The naming scheme could resemble the following:

• a function that returns an object that the caller will own must include Create after it mentions the object, usually its type: mlirContextCreate, mlirBlockCreate; the keyword is used as suffix to preserve the convention of the functions related to mlir<Obj> starting with mlir<Obj>;
• a function that takes ownership of its argument must include Owned before it mentions the object it intends to take ownership of: mlirRegionAppendOwnedBlock(mlirRegion, mlirBlock) does not take ownership of the Region argument but does take ownership of the Block argument;
• any other function does not take or transfer ownership.

This does not allow the compiler to catch some ownership transfer issues, e.g. attempting to transfer the ownership twice would not have been caught by the initial proposal either but attempting to transfer ownership of a non-owned pointer would have, but makes the API slightly simpler.

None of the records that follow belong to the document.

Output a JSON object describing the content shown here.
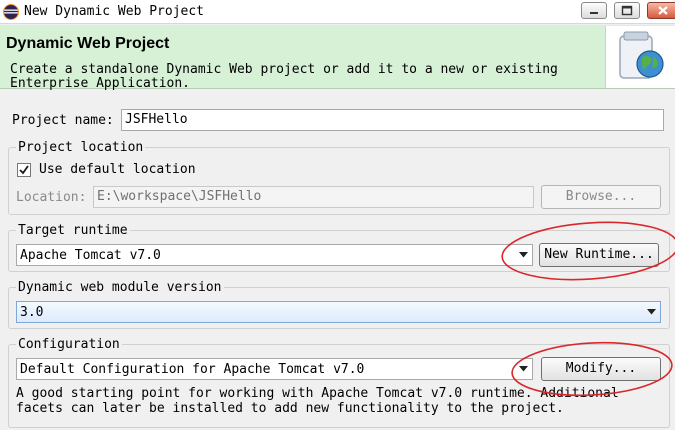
{
  "window": {
    "title": "New Dynamic Web Project"
  },
  "header": {
    "title": "Dynamic Web Project",
    "description": "Create a standalone Dynamic Web project or add it to a new or existing Enterprise Application."
  },
  "project_name": {
    "label": "Project name:",
    "value": "JSFHello"
  },
  "project_location": {
    "group_label": "Project location",
    "use_default_label": "Use default location",
    "use_default_checked": true,
    "location_label": "Location:",
    "location_value": "E:\\workspace\\JSFHello",
    "browse_label": "Browse..."
  },
  "target_runtime": {
    "group_label": "Target runtime",
    "selected": "Apache Tomcat v7.0",
    "new_runtime_label": "New Runtime..."
  },
  "module_version": {
    "group_label": "Dynamic web module version",
    "selected": "3.0"
  },
  "configuration": {
    "group_label": "Configuration",
    "selected": "Default Configuration for Apache Tomcat v7.0",
    "modify_label": "Modify...",
    "description": "A good starting point for working with Apache Tomcat v7.0 runtime. Additional facets can later be installed to add new functionality to the project."
  },
  "colors": {
    "header_bg": "#d6f1d6",
    "annotation_red": "#d9282c",
    "selected_combo_bg": "#dcebfb"
  }
}
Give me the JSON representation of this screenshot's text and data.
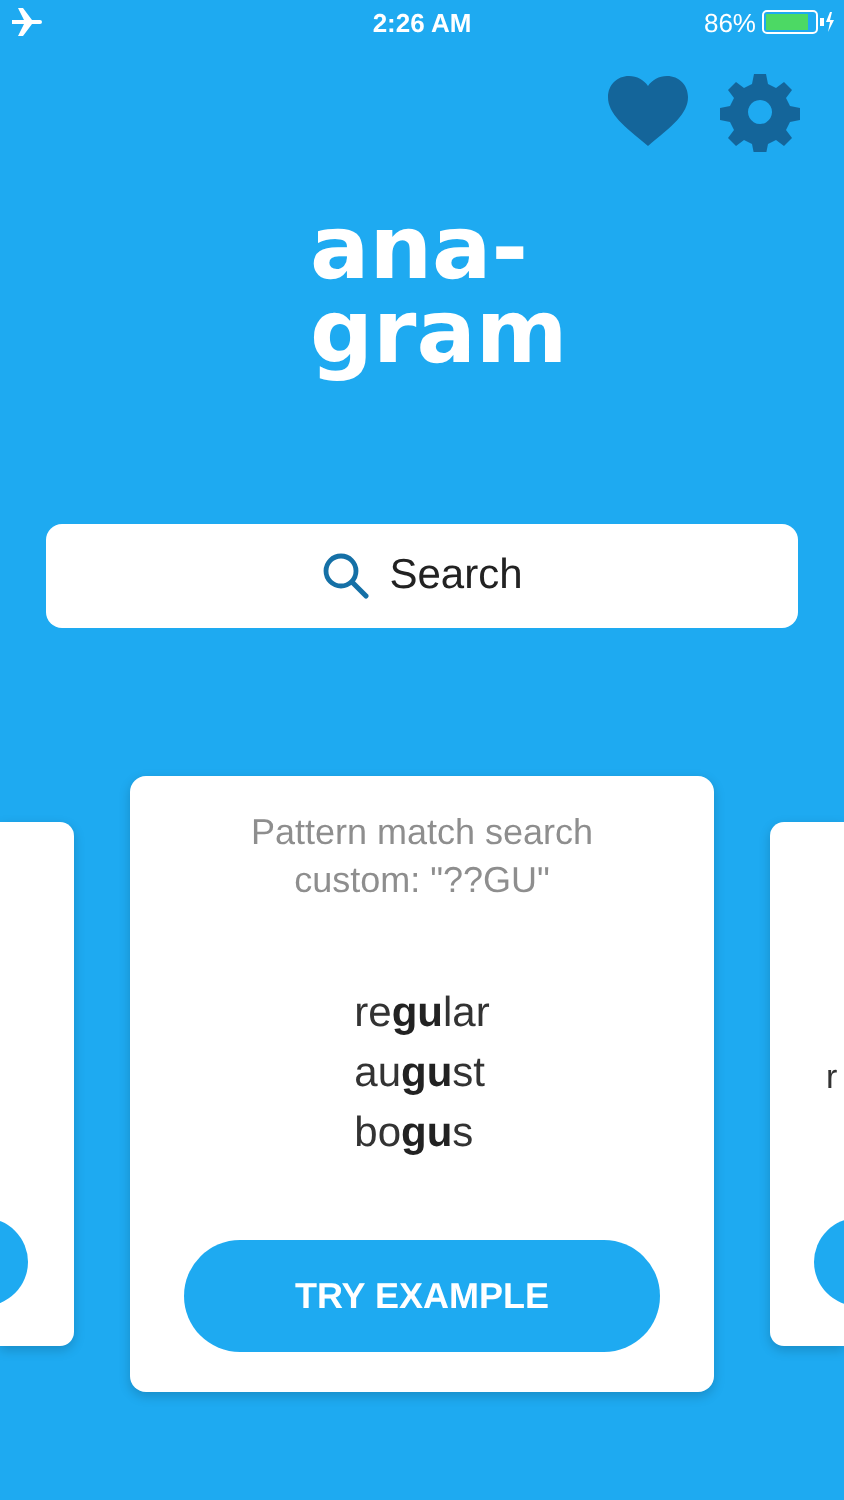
{
  "status_bar": {
    "time": "2:26 AM",
    "battery": "86%"
  },
  "title": [
    "ana-",
    "gram"
  ],
  "search": {
    "label": "Search"
  },
  "cards": [
    {
      "kind": "peek-left"
    },
    {
      "kind": "full",
      "title": "Pattern match search custom: \"??GU\"",
      "words": [
        "re**gu**lar",
        "au**gu**st",
        "bo**gu**s"
      ],
      "button": "TRY EXAMPLE"
    },
    {
      "kind": "peek-right",
      "text": "r"
    }
  ]
}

This is also slightly more in line with what many existing C APIs provide.

Any further thoughts or suggestions on this subject?

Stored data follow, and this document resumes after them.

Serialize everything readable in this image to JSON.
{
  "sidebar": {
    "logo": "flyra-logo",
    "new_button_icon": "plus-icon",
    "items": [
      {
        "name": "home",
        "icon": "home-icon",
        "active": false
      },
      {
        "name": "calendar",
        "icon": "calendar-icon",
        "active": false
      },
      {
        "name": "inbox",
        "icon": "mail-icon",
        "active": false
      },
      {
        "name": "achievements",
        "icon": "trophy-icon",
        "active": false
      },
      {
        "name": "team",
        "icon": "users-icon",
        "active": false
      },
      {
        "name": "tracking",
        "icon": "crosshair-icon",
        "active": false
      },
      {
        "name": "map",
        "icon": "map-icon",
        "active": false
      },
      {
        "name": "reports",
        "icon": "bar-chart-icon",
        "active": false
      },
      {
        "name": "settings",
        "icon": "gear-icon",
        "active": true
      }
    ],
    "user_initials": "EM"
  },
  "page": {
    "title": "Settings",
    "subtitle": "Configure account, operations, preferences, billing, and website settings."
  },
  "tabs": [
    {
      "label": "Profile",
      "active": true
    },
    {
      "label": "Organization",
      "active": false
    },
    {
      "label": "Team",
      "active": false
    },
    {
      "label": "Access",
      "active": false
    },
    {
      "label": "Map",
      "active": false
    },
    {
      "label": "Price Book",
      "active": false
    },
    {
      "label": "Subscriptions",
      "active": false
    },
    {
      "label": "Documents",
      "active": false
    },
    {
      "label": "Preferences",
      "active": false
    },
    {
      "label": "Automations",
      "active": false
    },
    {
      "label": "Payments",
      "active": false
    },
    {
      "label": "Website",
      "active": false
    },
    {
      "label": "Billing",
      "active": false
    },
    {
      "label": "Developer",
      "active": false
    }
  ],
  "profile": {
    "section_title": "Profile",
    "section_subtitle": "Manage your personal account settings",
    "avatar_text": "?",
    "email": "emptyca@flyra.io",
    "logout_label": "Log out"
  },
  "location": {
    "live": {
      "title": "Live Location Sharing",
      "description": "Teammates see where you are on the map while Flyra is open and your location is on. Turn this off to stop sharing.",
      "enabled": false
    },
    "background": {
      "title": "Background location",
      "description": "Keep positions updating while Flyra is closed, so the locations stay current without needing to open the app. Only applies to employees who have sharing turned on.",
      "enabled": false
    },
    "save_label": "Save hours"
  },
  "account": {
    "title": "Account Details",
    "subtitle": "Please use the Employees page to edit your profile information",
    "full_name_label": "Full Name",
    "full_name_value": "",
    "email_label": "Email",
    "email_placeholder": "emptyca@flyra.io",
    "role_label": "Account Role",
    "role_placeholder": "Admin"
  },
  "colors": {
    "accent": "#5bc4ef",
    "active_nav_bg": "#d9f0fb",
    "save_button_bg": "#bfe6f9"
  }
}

In the same call, we seemed to reach consensus that the API headers should be located in mlir/include/mlir-c wrt to the LLVM monorepo. We did not have the time to discuss the library/implementation layout though. The following alternatives were mentioned previously:

• mlir/lib/CAPI
• mlir/lib/Bindings/C
• distributed across relevant files under mlir/lib/IR/*

I am less favorable to the last option as it makes C APIs less hermetic.

Any opinions?

I’m interested to see maybe some code samples of the two scheme for the API (with/without separate types for making the ownership explicit).
While we can’t make C “safe”, I’d look into what is the easiest to read/write in practice: it isn’t clear to me that the extra types are hurting / not helping so far.

⚙ D83310 [mlir] Initial version of C APIs now contains the API without separate owning types;
⚙ D84019 [WIP] C APIs (with ownership) - with separate owning types;
⚙ D84020 [WIP] differences between C APIs without and with ownership contains the latter rebased on the former to show the difference.

These diffs intentionally don’t touch anything other than ownership.

I prefer this one. I personally don’t think of such a C API as a binding.

I prefer the option without ownership encoded in the types. I see what you’re trying to accomplish, but I just don’t think that, aside from careful naming and a consistent pattern, any C-language features go far enough to actually be less of a foot-gun in the common case.

Virtually every time I’ve used a C API like this from a higher level language, I’ve constructed some kind of smart pointer-esque mechanism in that language to be explicit about create/retain/release/destroy semantics, which is where additional safety comes in. From that perspective, I prefer fewer types and less encoded in them since it makes such machinery easier to maintain.

I don’t think any of these mechanisms will significantly help haphazard, ad-hoc use of the API, and they will hinder more structured use. It’s C: it’s not going to be safe.

I like the code structure overall, though, and I would love for us to decide and get to work.

Interestingly I was expecting the opposite: it’d be less error-prone and easier to build/maintain such wrappers with Types to help distinguish.

It depends. If building a JNI binding, for example, it is such a pain to mirror the type hierarchy that you typically erase everything as much as possible and do the best you can with semantics that match the target. And in all of the cases, I have to read the comments and follow the naming convention carefully to map the semantics properly. The extra types are probably just something I would code around versus using as intended.

I just wouldn’t prioritize adding the complexity to the C API itself because it can’t really go far enough and now you have semantics spread across two places to cover it all.

Don’t get me wrong: I’d use either one and both are nice. I’d pick the simpler and minimize the type overhead, personally.